For those of us who work on the journalism side of the newspaper endeavor, events occasionally occur that remind us that ultimately this is, in fact, a business. Of course, that fact is a daily reality for publishers, advertising representatives and business office employees. This week certainly offered a heavy dose of reality for all employees of the Kitsap Newspaper Group, and especially the Bainbridge Review.
Sound Publishing, a Poulsbo-based subsidiary of Black Press Ltd. and the parent company of several Kitsap County community newspapers, announced this week that in January all of its Kitsap publications will become tabloid weeklies. All but the Review, North Kitsap Herald and the Port Orchard Independent had already made the changeover. Those three papers, by the way, were among the first half-dozen U.S. weeklies that David Black purchased in 1988. Black now owns 30-plus community newspapers in the Puget Sound area.
As do most businesses, newspapers, which operate as individual entities in almost all ways journalistically and in many ways business-wise, grow and expand during good economic times and constrict when there’s a financial downturn.
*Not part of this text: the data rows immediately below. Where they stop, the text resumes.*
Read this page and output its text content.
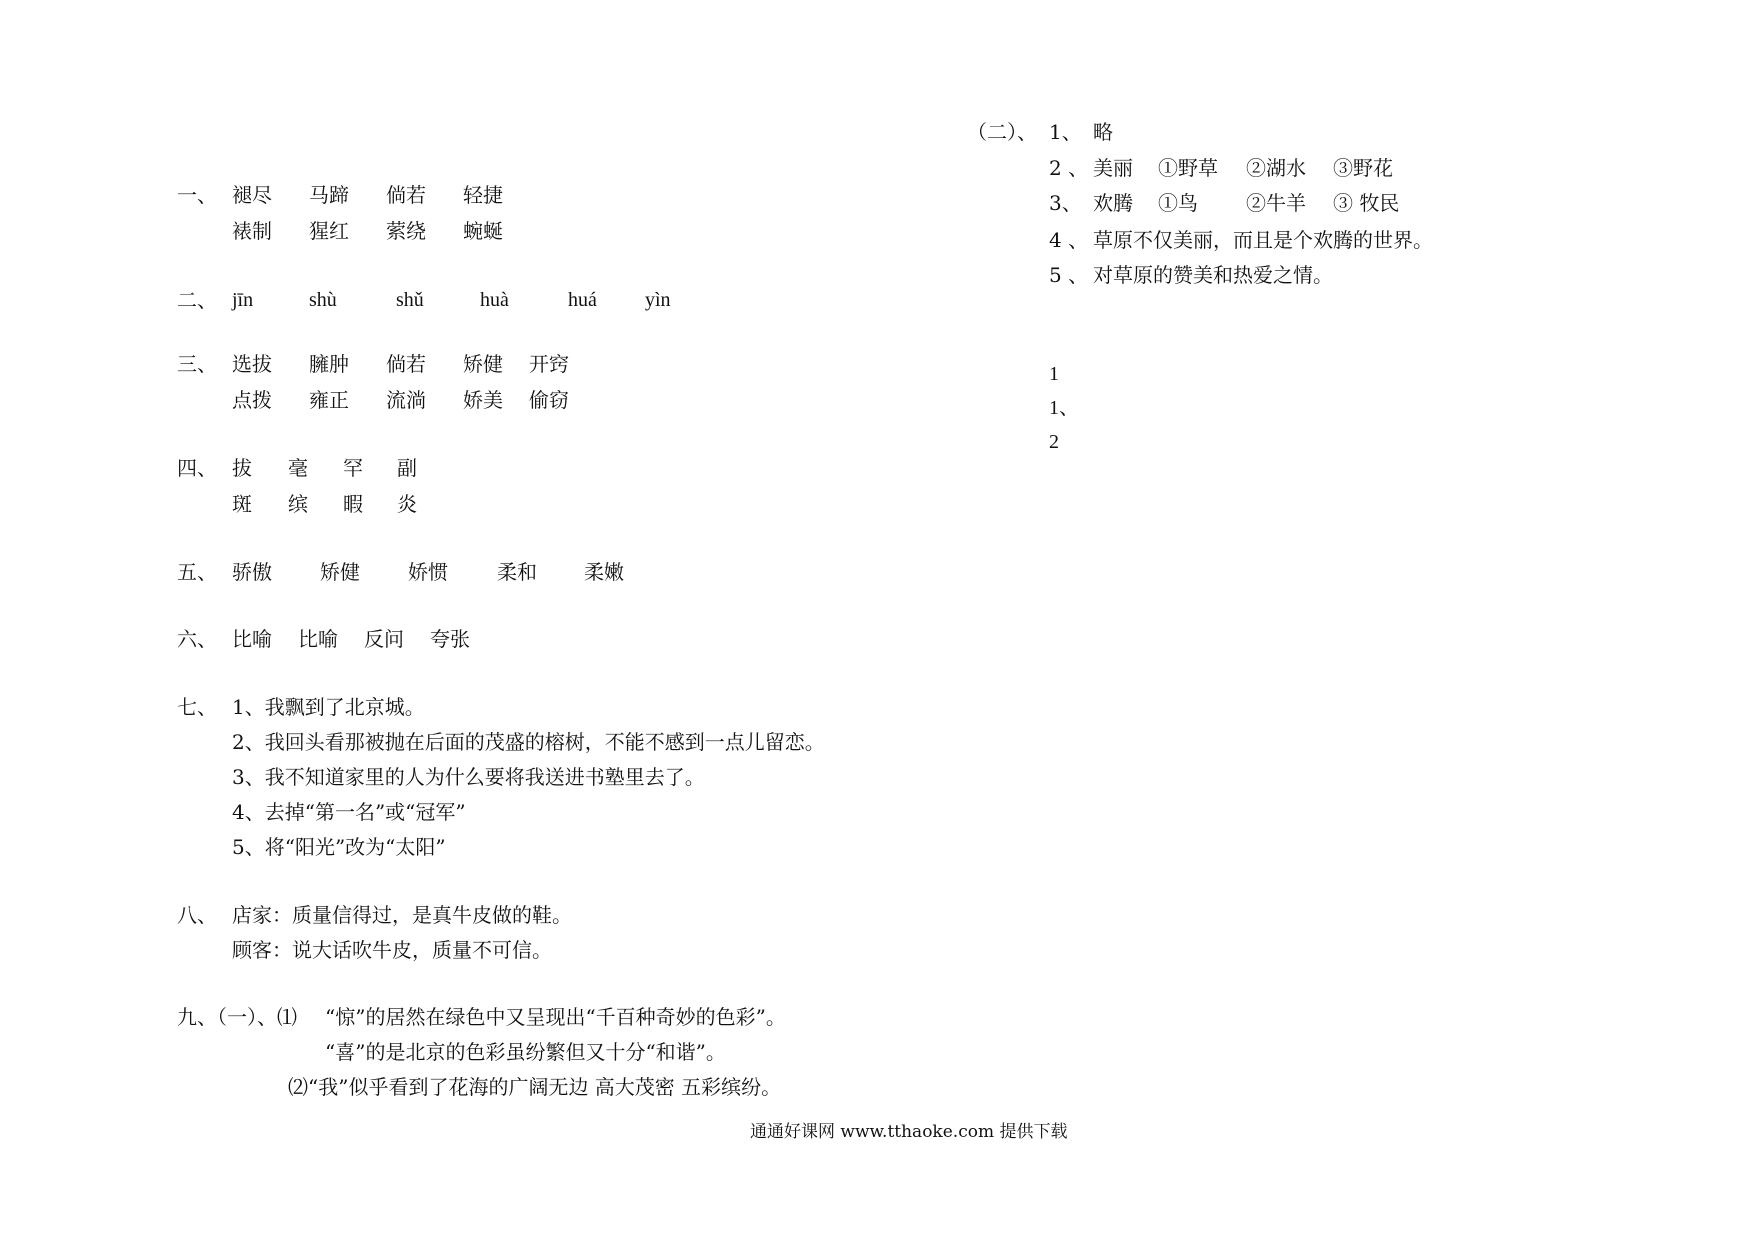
一、 褪尽 马蹄 倘若 轻捷
裱制 猩红 萦绕 蜿蜒
二、 jīn	shù	shǔ	huà	huá yìn
三、 选拔 臃肿 倘若 矫健 开窍
点拨 雍正 流淌 娇美 偷窃
四、 拔 毫 罕 副
斑 缤 暇 炎
五、 骄傲 矫健 娇惯 柔和 柔嫩
六、 比喻 比喻 反问 夸张
七、 1、我飘到了北京城。
2、我回头看那被抛在后面的茂盛的榕树，不能不感到一点儿留恋。
3、我不知道家里的人为什么要将我送进书塾里去了。
4、去掉“第一名”或“冠军”
5、将“阳光”改为“太阳”
八、 店家：质量信得过，是真牛皮做的鞋。
顾客：说大话吹牛皮，质量不可信。
九、（一）、⑴ “惊”的居然在绿色中又呈现出“千百种奇妙的色彩”。
“喜”的是北京的色彩虽纷繁但又十分“和谐”。
⑵“我”似乎看到了花海的广阔无边 高大茂密 五彩缤纷。
（二）、 1、 略
2 、 美丽 ①野草 ②湖水 ③野花
3、 欢腾 ①鸟 ②牛羊 ③ 牧民
4 、 草原不仅美丽，而且是个欢腾的世界。
5 、 对草原的赞美和热爱之情。
1
1、
2
通通好课网 www.tthaoke.com 提供下载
The latter happens occasionally and we’re certainly experiencing such a time these days. The actions taken by Sound are predicated on a plan that will allow the Review and its sister papers to survive this time and prosper another day. Don’t worry, we’re not going anywhere.
The painful part is that 44 people will no longer be employed at Sound’s publishing facility on Day Road as a result of the company’s decision to transfer its printing operations to a large facility in Everett, effective Jan. 2, 2009. About a third of them will be offered jobs in Everett, but there were a lot of long faces at the printing facility when Sound President Manfred Tempelmayr delivered the bad news on Wednesday. The presses will remain in place in case they are needed when the economy turns rosy once again.
As these words are being written from the second-story office of the Review, the rumble of presses that have printed the Review and several other publications each week is once again reverberating from the bowels of the large building. The presses have been the workhorse of the weekly publishing business on this side of the Sound for decades, especially since former Review owner Verda Averill moved into the current facility in the 1980s.
While there is a degree of trauma being felt inside our walls, changes at the Review itself will be minimal and generally positive for both readers and advertisers.
All it really means is that the newspaper will roll out all of its information into a narrower but fatter publication that will be delivered to the community once a week on Fridays instead of a thinner version coming out twice a week. Another positive consequence is that the frequency change will allow the Review staff to place added emphasis on our expanded and improving Web site, which is drawing about 10,000 visitors each month and has become a virtlual third edition.
Review employees will continue to work diligently to provide the best product possible. Generally, producing a paper once a week instead of twice weekly helps create a better product simply because it eliminates an additional deadline and allows staff to focus on print and online stories. The goal is for these changes to ensure that the Review will remain the voice of Bainbridge Island for many years to come.